Trotsky n’aurait aucune difficulté à comprendre le monde où nous vivons aujourd’hui, en proie à toutes les contradictions économiques, sociales et politiques ayant existé de son vivant et qui se trouve devant une résurgence mondiale de la lutte des classes. Les élites dirigeantes du monde entier se tournent vers la droite, aidant et favorisant l’émergence de forces fascistes et d’extrême droite, alors même que des masses de travailleurs se tournent vers la gauche. Et, comme dans les années qui ont précédé l’assassinat de Trotsky, les grandes puissances, États-Unis en tête, renforcent leurs forces militaires en vue d’une guerre mondiale.

La perspective essentielle de Léon Trotsky en fondant la Quatrième Internationale, à savoir que cette période est l’époque de l’agonie du capitalisme, où la question primordiale à laquelle la classe ouvrière est confrontée est la construction d’une direction révolutionnaire, conserve toute sa force et toute son urgence.

Cette perspective et la continuité de la lutte menée par Trotsky dans les événements tumultueux de la première moitié du XXe siècle se trouvent aujourd’hui incarnés par le travail du Comité international de la Quatrième Internationale (CIQI), le World Socialist Web Site et la lutte menée par les Partis de l’égalité socialiste dans le monde.

Contre la promotion du nationalisme et de la division raciale et ethnique pour laquelle fait campagne tout l’éventail de la politique bourgeoise, des fascistes et de l’extrême droite aux libéraux et à la pseudo-gauche, le CIQI avance la stratégie de classe de la révolution socialiste mondiale.
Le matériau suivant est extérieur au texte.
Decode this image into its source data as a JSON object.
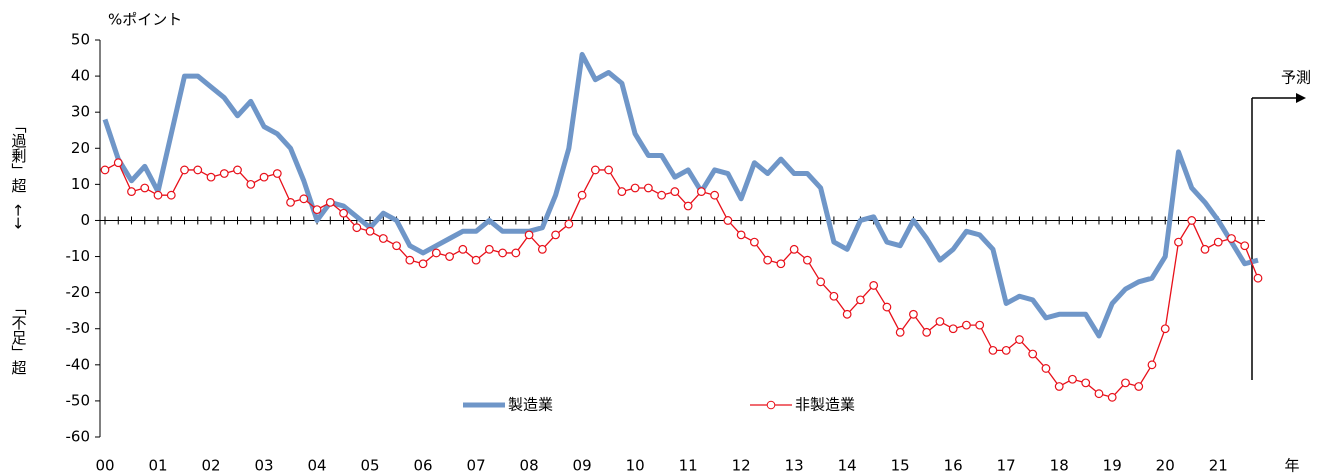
{
  "chart_data": {
    "type": "line",
    "y_axis_unit": "%ポイント",
    "x_axis_label": "年",
    "side_label_top": "「過剰」超",
    "side_label_arrow": "←→",
    "side_label_bottom": "「不足」超",
    "forecast_label": "予測",
    "categories": [
      "00",
      null,
      null,
      null,
      "01",
      null,
      null,
      null,
      "02",
      null,
      null,
      null,
      "03",
      null,
      null,
      null,
      "04",
      null,
      null,
      null,
      "05",
      null,
      null,
      null,
      "06",
      null,
      null,
      null,
      "07",
      null,
      null,
      null,
      "08",
      null,
      null,
      null,
      "09",
      null,
      null,
      null,
      "10",
      null,
      null,
      null,
      "11",
      null,
      null,
      null,
      "12",
      null,
      null,
      null,
      "13",
      null,
      null,
      null,
      "14",
      null,
      null,
      null,
      "15",
      null,
      null,
      null,
      "16",
      null,
      null,
      null,
      "17",
      null,
      null,
      null,
      "18",
      null,
      null,
      null,
      "19",
      null,
      null,
      null,
      "20",
      null,
      null,
      null,
      "21",
      null,
      null,
      null
    ],
    "series": [
      {
        "name": "製造業",
        "color": "#6f96c8",
        "values": [
          28,
          17,
          11,
          15,
          8,
          24,
          40,
          40,
          37,
          34,
          29,
          33,
          26,
          24,
          20,
          11,
          0,
          5,
          4,
          1,
          -2,
          2,
          0,
          -7,
          -9,
          -7,
          -5,
          -3,
          -3,
          0,
          -3,
          -3,
          -3,
          -2,
          7,
          20,
          46,
          39,
          41,
          38,
          24,
          18,
          18,
          12,
          14,
          8,
          14,
          13,
          6,
          16,
          13,
          17,
          13,
          13,
          9,
          -6,
          -8,
          0,
          1,
          -6,
          -7,
          0,
          -5,
          -11,
          -8,
          -3,
          -4,
          -8,
          -23,
          -21,
          -22,
          -27,
          -26,
          -26,
          -26,
          -32,
          -23,
          -19,
          -17,
          -16,
          -10,
          19,
          9,
          5,
          0,
          -6,
          -12,
          -11
        ]
      },
      {
        "name": "非製造業",
        "color": "#e8101a",
        "values": [
          14,
          16,
          8,
          9,
          7,
          7,
          14,
          14,
          12,
          13,
          14,
          10,
          12,
          13,
          5,
          6,
          3,
          5,
          2,
          -2,
          -3,
          -5,
          -7,
          -11,
          -12,
          -9,
          -10,
          -8,
          -11,
          -8,
          -9,
          -9,
          -4,
          -8,
          -4,
          -1,
          7,
          14,
          14,
          8,
          9,
          9,
          7,
          8,
          4,
          8,
          7,
          0,
          -4,
          -6,
          -11,
          -12,
          -8,
          -11,
          -17,
          -21,
          -26,
          -22,
          -18,
          -24,
          -31,
          -26,
          -31,
          -28,
          -30,
          -29,
          -29,
          -36,
          -36,
          -33,
          -37,
          -41,
          -46,
          -44,
          -45,
          -48,
          -49,
          -45,
          -46,
          -40,
          -30,
          -6,
          0,
          -8,
          -6,
          -5,
          -7,
          -16
        ]
      }
    ],
    "ylim": [
      -60,
      50
    ],
    "yticks": [
      -60,
      -50,
      -40,
      -30,
      -20,
      -10,
      0,
      10,
      20,
      30,
      40,
      50
    ]
  }
}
Soixante-dix-neuf ans après l’assassinat de Léon Trotsky, la lutte du CIQI pour défendre et développer le programme du socialisme mondial auquel il a consacré sa vie croise la montée internationale de la lutte des classes. En ce jour anniversaire, nous ne rendons pas seulement hommage à l’immense force de la lutte menée par Trotsky dans les conditions les plus difficiles. Nous honorons sa mémoire par l’intervention de notre parti dans les luttes internationales de la classe ouvrière, afin de construire le Parti mondial de la Révolution socialiste envisagé par Trotsky.